The School Superintendent's son was Paul Eugene "Jencks" Bostic, Jr., President of City and County Bank of Anderson County.  Jencks' Bostics's bosses, bankers Jacob Frank "Jake" Butcher and his brother C.H. later went to federal prison.  Their lawyer supposedly committed suicide.  But on June 22, 1981, the Butchers still presided over a corrupt banking network that planned the 1982 World's Fair in Knoxville.  

Butcher's home, Whirlwind, was across Melton Hill Lake from Oak Ridge, scene of many environmental crimes I would later help expose.  Mrs. Sonya Butcher once got Jake some well-needed property tax relief when she told the Equalization Board her home was next to a nuclear waste dump and noisy railroad trains!)

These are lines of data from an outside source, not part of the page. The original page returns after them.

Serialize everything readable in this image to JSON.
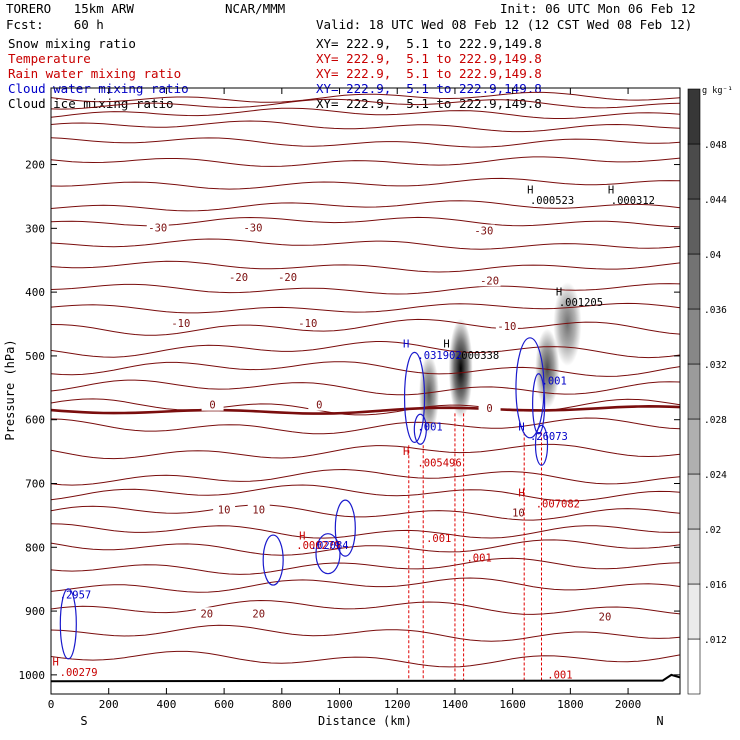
{
  "header": {
    "model": "TORERO   15km ARW",
    "org": "NCAR/MMM",
    "init": "Init: 06 UTC Mon 06 Feb 12",
    "fcst": "Fcst:    60 h",
    "valid": "Valid: 18 UTC Wed 08 Feb 12 (12 CST Wed 08 Feb 12)",
    "fields": [
      {
        "name": "Snow mixing ratio",
        "xy": "XY= 222.9,  5.1 to 222.9,149.8",
        "color": "#000000"
      },
      {
        "name": "Temperature",
        "xy": "XY= 222.9,  5.1 to 222.9,149.8",
        "color": "#c80000"
      },
      {
        "name": "Rain water mixing ratio",
        "xy": "XY= 222.9,  5.1 to 222.9,149.8",
        "color": "#c80000"
      },
      {
        "name": "Cloud water mixing ratio",
        "xy": "XY= 222.9,  5.1 to 222.9,149.8",
        "color": "#0000c8"
      },
      {
        "name": "Cloud ice mixing ratio",
        "xy": "XY= 222.9,  5.1 to 222.9,149.8",
        "color": "#000000"
      }
    ]
  },
  "chart_data": {
    "type": "cross-section contour",
    "xlabel": "Distance (km)",
    "ylabel": "Pressure (hPa)",
    "x_ticks": [
      0,
      200,
      400,
      600,
      800,
      1000,
      1200,
      1400,
      1600,
      1800,
      2000
    ],
    "y_ticks": [
      200,
      300,
      400,
      500,
      600,
      700,
      800,
      900,
      1000
    ],
    "xlim": [
      0,
      2180
    ],
    "ylim_top": 80,
    "ylim_bottom": 1030,
    "ends": {
      "left": "S",
      "right": "N"
    },
    "colorbar": {
      "unit": "g kg⁻¹",
      "ticks": [
        ".012",
        ".016",
        ".02",
        ".024",
        ".028",
        ".032",
        ".036",
        ".04",
        ".044",
        ".048"
      ],
      "range": [
        0.008,
        0.052
      ]
    },
    "temperature_contours": [
      {
        "value": -30,
        "label": "-30",
        "labels_at_km": [
          370,
          700,
          1500
        ]
      },
      {
        "value": -20,
        "label": "-20",
        "labels_at_km": [
          650,
          820,
          1520
        ]
      },
      {
        "value": -10,
        "label": "-10",
        "labels_at_km": [
          450,
          890,
          1580
        ]
      },
      {
        "value": 0,
        "label": "0",
        "labels_at_km": [
          560,
          930,
          1520
        ]
      },
      {
        "value": 10,
        "label": "10",
        "labels_at_km": [
          600,
          720,
          1620
        ]
      },
      {
        "value": 20,
        "label": "20",
        "labels_at_km": [
          540,
          720,
          1920
        ]
      }
    ],
    "temperature_levels": [
      95,
      105,
      120,
      140,
      165,
      195,
      230,
      265,
      290,
      325,
      360,
      395,
      425,
      455,
      490,
      520,
      550,
      580,
      610,
      650,
      690,
      715,
      745,
      775,
      800,
      830,
      860,
      895,
      935,
      975
    ],
    "snow_maxima": [
      {
        "km": 1310,
        "hPa": 560,
        "value": 0.031
      },
      {
        "km": 1420,
        "hPa": 520,
        "value": 0.052
      },
      {
        "km": 1720,
        "hPa": 520,
        "value": 0.032
      },
      {
        "km": 1790,
        "hPa": 450,
        "value": 0.026
      }
    ],
    "annotations": [
      {
        "text": "H",
        "km": 1650,
        "hPa": 245,
        "color": "black"
      },
      {
        "text": ".000523",
        "km": 1660,
        "hPa": 262,
        "color": "black"
      },
      {
        "text": "H",
        "km": 1930,
        "hPa": 245,
        "color": "black"
      },
      {
        "text": ".000312",
        "km": 1940,
        "hPa": 262,
        "color": "black"
      },
      {
        "text": "H",
        "km": 1750,
        "hPa": 405,
        "color": "black"
      },
      {
        "text": ".001205",
        "km": 1760,
        "hPa": 422,
        "color": "black"
      },
      {
        "text": "H",
        "km": 1360,
        "hPa": 487,
        "color": "black"
      },
      {
        "text": ".000338",
        "km": 1400,
        "hPa": 505,
        "color": "black"
      },
      {
        "text": "H",
        "km": 1220,
        "hPa": 487,
        "color": "blue"
      },
      {
        "text": ".031902",
        "km": 1270,
        "hPa": 505,
        "color": "blue"
      },
      {
        "text": ".001",
        "km": 1700,
        "hPa": 545,
        "color": "blue"
      },
      {
        "text": ".001",
        "km": 1270,
        "hPa": 617,
        "color": "blue"
      },
      {
        "text": "H",
        "km": 1620,
        "hPa": 617,
        "color": "blue"
      },
      {
        "text": ".26073",
        "km": 1660,
        "hPa": 632,
        "color": "blue"
      },
      {
        "text": "H",
        "km": 1220,
        "hPa": 655,
        "color": "red"
      },
      {
        "text": ".005496",
        "km": 1270,
        "hPa": 673,
        "color": "red"
      },
      {
        "text": "H",
        "km": 1620,
        "hPa": 720,
        "color": "red"
      },
      {
        "text": ".007082",
        "km": 1680,
        "hPa": 738,
        "color": "red"
      },
      {
        "text": ".001",
        "km": 1300,
        "hPa": 792,
        "color": "red"
      },
      {
        "text": ".001",
        "km": 1440,
        "hPa": 822,
        "color": "red"
      },
      {
        "text": "H",
        "km": 860,
        "hPa": 788,
        "color": "red"
      },
      {
        "text": ".000279",
        "km": 850,
        "hPa": 803,
        "color": "red"
      },
      {
        "text": ".02084",
        "km": 900,
        "hPa": 803,
        "color": "blue"
      },
      {
        "text": ".2957",
        "km": 30,
        "hPa": 880,
        "color": "blue"
      },
      {
        "text": "H",
        "km": 5,
        "hPa": 985,
        "color": "red"
      },
      {
        "text": ".00279",
        "km": 30,
        "hPa": 1002,
        "color": "red"
      },
      {
        "text": ".001",
        "km": 1720,
        "hPa": 1006,
        "color": "red"
      }
    ]
  }
}
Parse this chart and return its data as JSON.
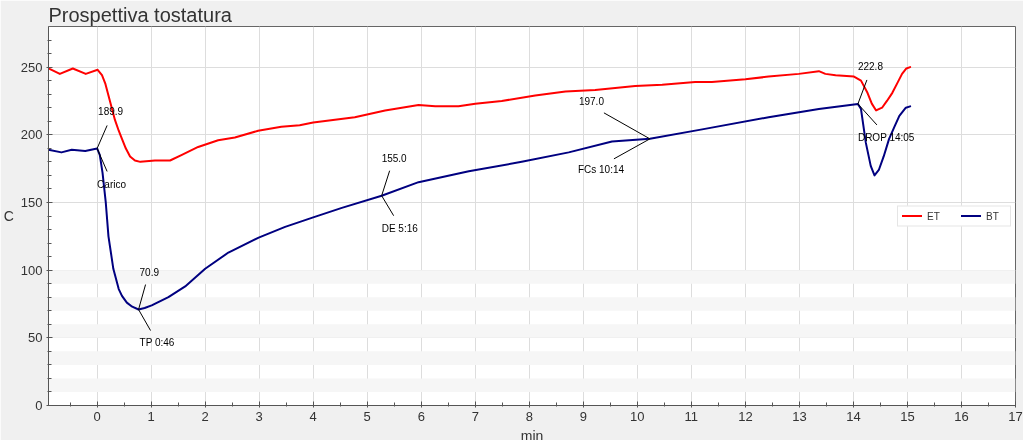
{
  "chart_data": {
    "type": "line",
    "title": "Prospettiva tostatura",
    "xlabel": "min",
    "ylabel": "C",
    "series": [
      {
        "name": "ET",
        "color": "#ff0000",
        "x": [
          -0.9,
          -0.69,
          -0.45,
          -0.21,
          0.01,
          0.09,
          0.15,
          0.21,
          0.27,
          0.33,
          0.4,
          0.46,
          0.53,
          0.61,
          0.7,
          0.8,
          1.07,
          1.35,
          1.56,
          1.87,
          2.24,
          2.55,
          2.98,
          3.41,
          3.75,
          4.0,
          4.77,
          5.33,
          5.95,
          6.26,
          6.69,
          7.0,
          7.49,
          8.11,
          8.67,
          9.22,
          9.96,
          10.46,
          11.07,
          11.38,
          12.0,
          12.43,
          12.99,
          13.36,
          13.48,
          13.67,
          14.01,
          14.14,
          14.26,
          14.34,
          14.42,
          14.53,
          14.62,
          14.72,
          14.81,
          14.9,
          14.98,
          15.05
        ],
        "values": [
          249,
          245,
          249,
          245,
          248,
          244,
          238,
          229,
          220,
          211,
          203,
          197,
          190,
          184,
          181,
          180,
          181,
          181,
          185,
          191,
          196,
          198,
          203,
          206,
          207,
          209,
          213,
          218,
          222,
          221,
          221,
          223,
          225,
          229,
          232,
          233,
          236,
          237,
          239,
          239,
          241,
          243,
          245,
          247,
          245,
          244,
          243,
          240,
          231,
          223,
          218,
          220,
          225,
          231,
          238,
          245,
          249,
          250
        ]
      },
      {
        "name": "BT",
        "color": "#000080",
        "x": [
          -0.9,
          -0.66,
          -0.47,
          -0.22,
          0,
          0.05,
          0.1,
          0.16,
          0.21,
          0.3,
          0.4,
          0.46,
          0.55,
          0.65,
          0.767,
          0.88,
          1.01,
          1.32,
          1.63,
          2.0,
          2.43,
          2.99,
          3.48,
          4.0,
          4.53,
          5.267,
          5.95,
          6.88,
          7.86,
          8.73,
          9.53,
          10.233,
          11.2,
          12.43,
          13.36,
          14.083,
          14.14,
          14.23,
          14.32,
          14.39,
          14.47,
          14.56,
          14.66,
          14.76,
          14.85,
          14.97,
          15.05
        ],
        "values": [
          189,
          187,
          189,
          188,
          189.9,
          185,
          172,
          150,
          125,
          101,
          86,
          81,
          76,
          73,
          70.9,
          72,
          74,
          80,
          88,
          101,
          113,
          124,
          132,
          139,
          146,
          155.0,
          165,
          173,
          180,
          187,
          195,
          197.0,
          204,
          213,
          219,
          222.8,
          219,
          194,
          177,
          170,
          174,
          184,
          197,
          206,
          214,
          220,
          221
        ]
      }
    ],
    "annotations": [
      {
        "text": "189.9",
        "x": 0,
        "y": 189.9
      },
      {
        "text": "Carico",
        "x": 0,
        "y": 189.9
      },
      {
        "text": "70.9",
        "x": 0.767,
        "y": 70.9
      },
      {
        "text": "TP 0:46",
        "x": 0.767,
        "y": 70.9
      },
      {
        "text": "155.0",
        "x": 5.267,
        "y": 155.0
      },
      {
        "text": "DE 5:16",
        "x": 5.267,
        "y": 155.0
      },
      {
        "text": "197.0",
        "x": 10.233,
        "y": 197.0
      },
      {
        "text": "FCs 10:14",
        "x": 10.233,
        "y": 197.0
      },
      {
        "text": "222.8",
        "x": 14.083,
        "y": 222.8
      },
      {
        "text": "DROP 14:05",
        "x": 14.083,
        "y": 222.8
      }
    ],
    "xlim": [
      -0.9,
      17
    ],
    "ylim": [
      0,
      280
    ],
    "xticks": [
      {
        "value": -0.5,
        "label": null
      },
      0,
      {
        "value": 0.5,
        "label": null
      },
      1,
      {
        "value": 1.5,
        "label": null
      },
      2,
      {
        "value": 2.5,
        "label": null
      },
      3,
      {
        "value": 3.5,
        "label": null
      },
      4,
      {
        "value": 4.5,
        "label": null
      },
      5,
      {
        "value": 5.5,
        "label": null
      },
      6,
      {
        "value": 6.5,
        "label": null
      },
      7,
      {
        "value": 7.5,
        "label": null
      },
      8,
      {
        "value": 8.5,
        "label": null
      },
      9,
      {
        "value": 9.5,
        "label": null
      },
      10,
      {
        "value": 10.5,
        "label": null
      },
      11,
      {
        "value": 11.5,
        "label": null
      },
      12,
      {
        "value": 12.5,
        "label": null
      },
      13,
      {
        "value": 13.5,
        "label": null
      },
      14,
      {
        "value": 14.5,
        "label": null
      },
      15,
      {
        "value": 15.5,
        "label": null
      },
      16,
      {
        "value": 16.5,
        "label": null
      },
      17
    ],
    "yticks": [
      0,
      {
        "value": 10,
        "label": null
      },
      {
        "value": 20,
        "label": null
      },
      {
        "value": 30,
        "label": null
      },
      {
        "value": 40,
        "label": null
      },
      50,
      {
        "value": 60,
        "label": null
      },
      {
        "value": 70,
        "label": null
      },
      {
        "value": 80,
        "label": null
      },
      {
        "value": 90,
        "label": null
      },
      100,
      {
        "value": 110,
        "label": null
      },
      {
        "value": 120,
        "label": null
      },
      {
        "value": 130,
        "label": null
      },
      {
        "value": 140,
        "label": null
      },
      150,
      {
        "value": 160,
        "label": null
      },
      {
        "value": 170,
        "label": null
      },
      {
        "value": 180,
        "label": null
      },
      {
        "value": 190,
        "label": null
      },
      200,
      {
        "value": 210,
        "label": null
      },
      {
        "value": 220,
        "label": null
      },
      {
        "value": 230,
        "label": null
      },
      {
        "value": 240,
        "label": null
      },
      250,
      {
        "value": 260,
        "label": null
      },
      {
        "value": 270,
        "label": null
      }
    ],
    "bands": [
      {
        "axis": "y",
        "from": 10,
        "to": 20,
        "color": "#f6f6f6"
      },
      {
        "axis": "y",
        "from": 30,
        "to": 40,
        "color": "#f6f6f6"
      },
      {
        "axis": "y",
        "from": 50,
        "to": 60,
        "color": "#f6f6f6"
      },
      {
        "axis": "y",
        "from": 70,
        "to": 80,
        "color": "#f6f6f6"
      },
      {
        "axis": "y",
        "from": 90,
        "to": 100,
        "color": "#f6f6f6"
      }
    ],
    "grid": true,
    "legend": "right",
    "line_style": "solid"
  }
}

Anderson County was coalfields and energy production in the northwest mountains, and classified national security nuclear weapons plant pollution in the south, at Oak Ridge. Like a "cask tapped at both ends," as Alexander Hamilton said of New Jersey, Anderson County had two of the Nation's worst industries, coal and nuclear.  Most of the thirteen County Commissioners wore their Union Carbide security clearance badges on their shirt pockets from the X-10, Y-12 and K-25 plants.   The Department of Energy, Union Carbide and a crooked Sheriff named Dennis O. Trotter ruled these parts.  

At the school board that night, forty years ago, on June 22, 1981, who knew where our new newspaper would take us?